El bien común necesita alguien que lo proteja

Las voces más fuertes y prominentes de la vida pública no siempre son las más influyentes. Algunas de las personas que dejan un impacto más profundo -las que realmente dan forma al pensamiento de una generación- lo hacen en silencio. Fred Hiatt, fallecido esta semana, era una de esas personas.

Hiatt no era precisamente silencioso. Quizá haya leído sus columnas en The Washington Post o, antes, sus reportajes. Pero no aparecía mucho en la televisión; tampoco hacía otros esfuerzos por construir algo parecido a una «marca personal». Esto, me dijo una vez, se debía a que era consciente de que, como editor del Postde la página editorial del Post, siempre se le vería como si hablara en nombre del periódico. Además, la televisión destruye los matices. Entre otras cosas, fue responsable de producir el PostDurante más de dos décadas, fue responsable de la elaboración de los editoriales sin firma, es decir, unos tres al día, todos los días, los 365 días del año, y no quería que un comentario imprudente o una respuesta mal redactada los estropeara.

Esos editoriales fueron el resultado final de un proceso único, del que formé parte durante los cuatro años que trabajé en el Posta principios de la década de 2000. Cinco días a la semana, ese consejo -entre cinco y diez personas en un día determinado, de diversas edades, orígenes y perspectivas- se reunía en una sala y discutía sobre todo tipo de temas, desde la política del condado de Montgomery, Maryland, hasta las guerras en países lejanos. Algunos de los presentes eran expertos en el tema que se debatía, pero incluso los que no lo eran intervenían si consideraban que tenían algo que decir. La cuestión era discutir y luego escribir algo que reflejara la naturaleza del argumento. Las objeciones bien fundadas solían llegar a la redacción final, aunque contradijeran la línea general. Nunca se negó la existencia de puntos de vista diferentes.

Pero aunque cada tema individual podía ser debatido, los valores básicos del consejo editorial -los valores básicos de Hiatt- no estaban en juego, porque eran exactamente lo que hacía posible la existencia de diferentes puntos de vista, uno al lado del otro, en un solo periódico. Hiatt simplemente creía en los ideales de la Constitución de Estados Unidos; en el principio del Estado de Derecho; y en la necesidad de tolerar los puntos de vista de los demás, siempre que éstos también se ajustaran a la ley y a la Constitución. En el extranjero, defendió los derechos humanos y la democracia. Como antiguo corresponsal en Moscú, era especialmente sensible al destino del mundo postsoviético. Al mismo tiempo, también fue una de las primeras personas en Washington que escribió de forma constante y frecuente sobre los abusos de China contra sus propios ciudadanos. Llegó a escribir un libro para niños con una heroína disidente china. Pero también se vio afectado por el mal gobierno y la corrupción en su país, por el racismo y la pobreza, por las mentiras y la propaganda.

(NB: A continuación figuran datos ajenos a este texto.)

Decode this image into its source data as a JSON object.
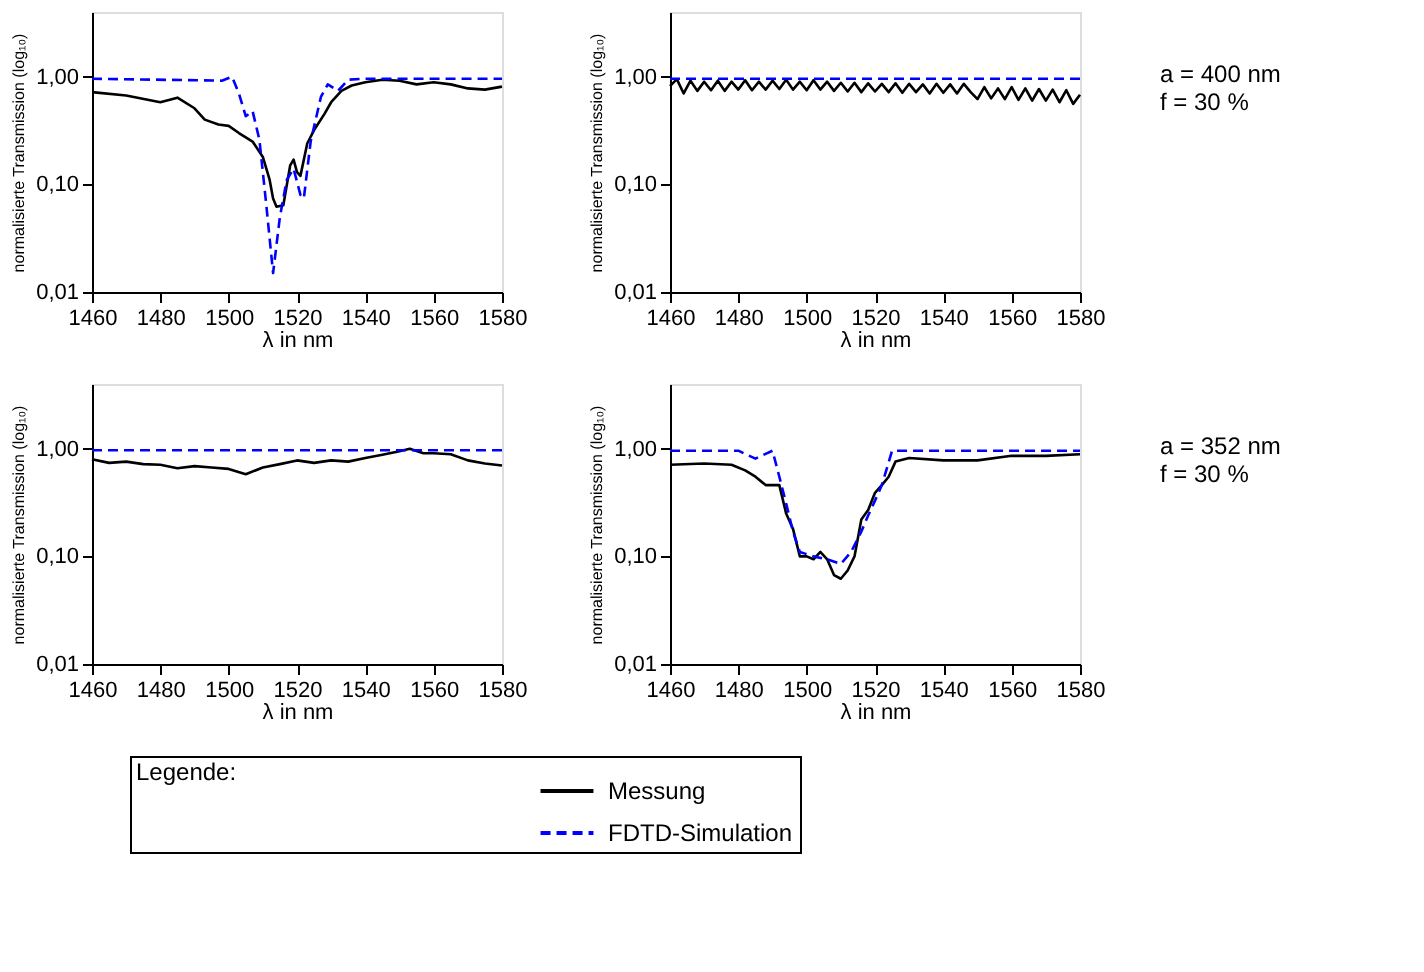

Estos eran valores mayormente no partidistas, y esa sensibilidad mayormente no partidista fue lo que hizo que el Post la página editorial del Post de sus principales competidores. Si un demócrata promovía esos valores, Hiatt lo defendía. Si un republicano los promovía, Hiatt defendía a ese republicano. También contrató a columnistas de todo el espectro, incluyendo, recientemente, a algunos que apoyaban a Donald Trump. La imparcialidad que Hiatt favorecía se hizo más difícil a medida que el Partido Republicano se deslizaba más en la dirección de la autocracia y la corrupción. Pero si el Partido Demócrata se deslizara en esa dirección, Hiatt también lo habría criticado.

Nada de esto quiere decir que todo lo que Hiatt escribió fuera siempre perfecto, o que el Post el consejo de redacción fuera siempre una familia feliz, o que los valores en teoría se manifestaran siempre en la práctica. Pero la cuestión era intentarlo: intentar crear un foro, situado directamente en el centro de la vida pública, donde pudiera tener lugar un debate civilizado entre personas de buena fe que reconocieran, más o menos, el derecho de sus oponentes a hablar y creyeran, más o menos, que era importante ser decente y educado mientras se desarrollaba ese debate. Hiatt hizo este esfuerzo porque sabía que sin este tipo de instituciones, no hay vida pública de la que hablar. Y eso era lo que más le importaba.